Verilmiş emekleri heba edemeyiz. Bunca çaba ve çalışmayı silip atamayız. Bunaldım, bıktım, sıkıldım, yoruldum bahaneleriyle kendimizi sokaklara bırakıp toplum sağlığını riske atamayız. Virüs her an her insanımıza bulaşabilecektir. Kontrollü hayat bundan sonra yegane çözümdür. 

"KAZANIMLAR BOŞA ÇIKARSA TÜRKİYE UÇURUMA YUVARLANIR"

Sağlık Bakanlığımız gece demiyor, gündüz demiyor. Sağlık çalışanlarımız fedakarca, adanmış ve anıtlaşmış şekilde salgınına engel olmaya gayret ediyor. Kazanımlarımız boşa çıkarsa, aman sende denirse, Türkiye vahim bir uçuruma savrulacaktır. 

"FELAKETE DAVETİYE UZATMAKTAN FARKSIZ"

Alınan tedbirleri yok saymak, rehavete kapılmak hepimizi acıklı sonuçlara mahkûm edecektir. Maske takmak şarttır, sosyal mesafe elzemdir. Nasılsa her şey düzeliyor, salgın bitiyor acemiliği ve aceleciliğiyle davranış sergilemek felakete altın yaldızlı davetiye uzatmaktan farksızdır. 

"HASRETİNİ ÇEKTİĞİMİZ GÜNLER İÇİN ZAMANA İHTİYACIMIZ VAR"

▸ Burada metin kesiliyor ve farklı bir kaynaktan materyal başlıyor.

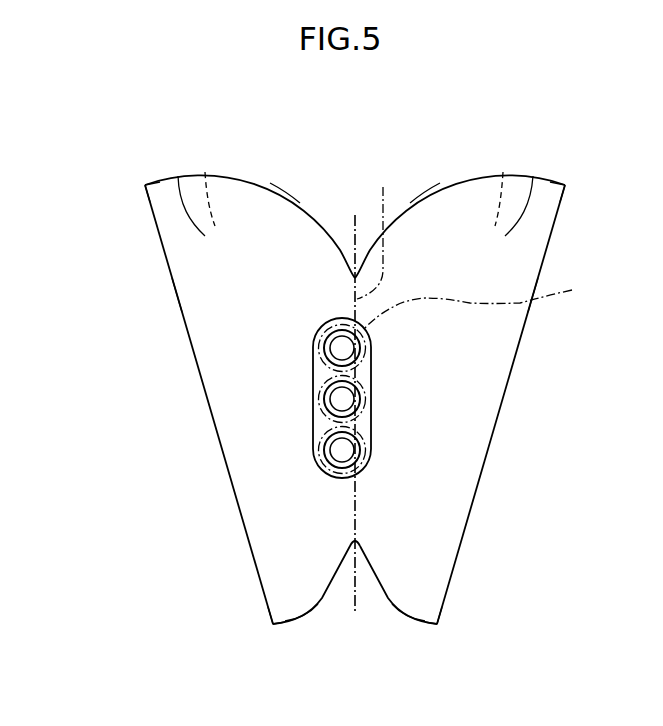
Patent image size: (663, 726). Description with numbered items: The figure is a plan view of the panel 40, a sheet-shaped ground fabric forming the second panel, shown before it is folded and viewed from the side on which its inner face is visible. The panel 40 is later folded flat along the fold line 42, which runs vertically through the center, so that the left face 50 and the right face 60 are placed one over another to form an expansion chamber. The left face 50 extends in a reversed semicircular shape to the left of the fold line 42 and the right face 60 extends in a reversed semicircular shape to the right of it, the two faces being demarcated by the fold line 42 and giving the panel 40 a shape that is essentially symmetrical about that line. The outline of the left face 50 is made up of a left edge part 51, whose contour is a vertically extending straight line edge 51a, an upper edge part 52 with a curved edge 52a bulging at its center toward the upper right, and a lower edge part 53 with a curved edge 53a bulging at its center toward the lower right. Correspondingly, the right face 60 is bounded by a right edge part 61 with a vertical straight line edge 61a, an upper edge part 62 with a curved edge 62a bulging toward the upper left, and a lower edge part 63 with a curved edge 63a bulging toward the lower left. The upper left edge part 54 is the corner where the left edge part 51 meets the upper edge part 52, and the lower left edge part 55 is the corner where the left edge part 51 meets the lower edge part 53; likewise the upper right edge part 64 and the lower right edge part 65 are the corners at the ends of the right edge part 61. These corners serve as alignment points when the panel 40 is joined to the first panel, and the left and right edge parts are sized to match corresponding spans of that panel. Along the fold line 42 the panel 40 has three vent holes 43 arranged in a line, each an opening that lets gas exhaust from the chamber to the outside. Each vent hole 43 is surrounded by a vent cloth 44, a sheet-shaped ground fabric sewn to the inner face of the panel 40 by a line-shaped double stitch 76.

The panel 40 is at (80, 121).
The fold line 42 is at (376, 228).
The vent hole 43 is at (333, 452).
The vent cloth 44 is at (367, 430).
The left face 50 is at (238, 402).
The left edge part 51 is at (210, 364).
The straight line edge 51a is at (187, 331).
The upper edge part 52 is at (238, 197).
The curved edge 52a is at (283, 188).
The lower edge part 53 is at (317, 574).
The curved edge 53a is at (302, 614).
The upper left edge part 54 is at (153, 188).
The lower left edge part 55 is at (282, 615).
The right face 60 is at (472, 400).
The right edge part 61 is at (500, 365).
The straight line edge 61a is at (525, 332).
The upper edge part 62 is at (472, 197).
The curved edge 62a is at (425, 188).
The lower edge part 63 is at (393, 574).
The curved edge 63a is at (410, 614).
The upper right edge part 64 is at (560, 188).
The lower right edge part 65 is at (428, 615).
The double stitch 76 is at (483, 302).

Bilhassa yazılı ve görsel medya yanlış algılara, yalan haberlere, yanıltıcı görüşlere yer ve fırsat vermemelidir. En güçlü olduğumuz an, bir bakıma en zayıf olduğumuz andır. Salgının kökünü kazıyıp hasretini çektiğimiz günlere ulaşabilmek için zamana ihtiyacımız vardır. 

"BÜYÜK BİR VEBALDİR"

Virüsün tehlikelerini hesap etmeden, bulaşıcılık özelliğini ciddiye almadan toplumsal hayatın içine telaşla karışmak, çağrı ve uyarılara yüz çevirmek, bilinsin ki, büyük bir vebaldir. Bana bir şey olmaz diyenlere de, dilemeyiz ama, her an bir şey olması kaçınılmazdır. 

Evde kalmak, solunum cihazına bağlı olarak hastanede yatmaktan çok daha iyidir. Türk milleti nice saldırı ve suikastları göğüsledi, görünmez düşmanının salgınını da Allah’ın izniyle bertaraf edecektir. Bunun için bu zamana kadar ki şuurlu duruşunu korumalıdır. 

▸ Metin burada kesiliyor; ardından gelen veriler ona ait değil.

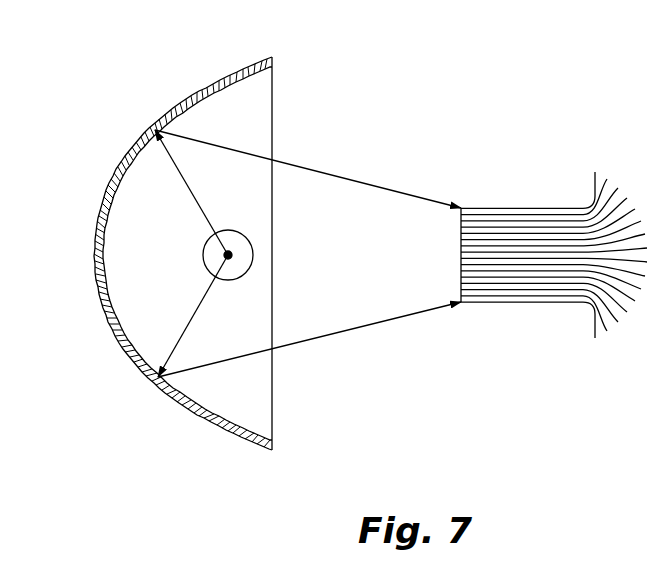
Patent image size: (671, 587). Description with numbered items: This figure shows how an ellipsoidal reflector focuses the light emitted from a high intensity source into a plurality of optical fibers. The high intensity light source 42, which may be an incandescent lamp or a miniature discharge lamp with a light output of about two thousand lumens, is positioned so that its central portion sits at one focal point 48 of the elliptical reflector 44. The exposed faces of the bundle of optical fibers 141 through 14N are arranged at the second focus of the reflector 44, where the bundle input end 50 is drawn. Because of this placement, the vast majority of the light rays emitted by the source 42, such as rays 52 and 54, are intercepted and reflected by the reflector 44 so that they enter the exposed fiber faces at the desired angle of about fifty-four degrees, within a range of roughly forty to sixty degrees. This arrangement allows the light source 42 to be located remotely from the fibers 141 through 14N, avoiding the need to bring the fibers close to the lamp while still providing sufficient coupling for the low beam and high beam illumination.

The elliptical reflector 44 is at (178, 99).
The high intensity light source 42 is at (206, 243).
The focal point 48 is at (224, 257).
The light ray 54 is at (190, 187).
The light ray 52 is at (193, 318).
The fiber bundle input end 50 is at (521, 256).
The optical fiber 141 is at (493, 208).
The optical fiber 14N is at (528, 334).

"ONLAR SADECE AVUÇLARINI YALACAYACAKLAR"

Salgından siyasi rant elde etmenin peşinde koşan defolu siyasetçilere itibar hezeyan ve hüsran verici akıbetlere kapı aralayacaktır. Hastalıktan fayda uman, Türkiye’nin çöküşü ve toplumsal infiali için alavere dalavere içinde olanlar sadece avuçlarını yalayacaklardır. 

"CHP, VATANSIZ FESAT YUVALARINA KUCAK AÇIP GEL GEL YAPIYOR"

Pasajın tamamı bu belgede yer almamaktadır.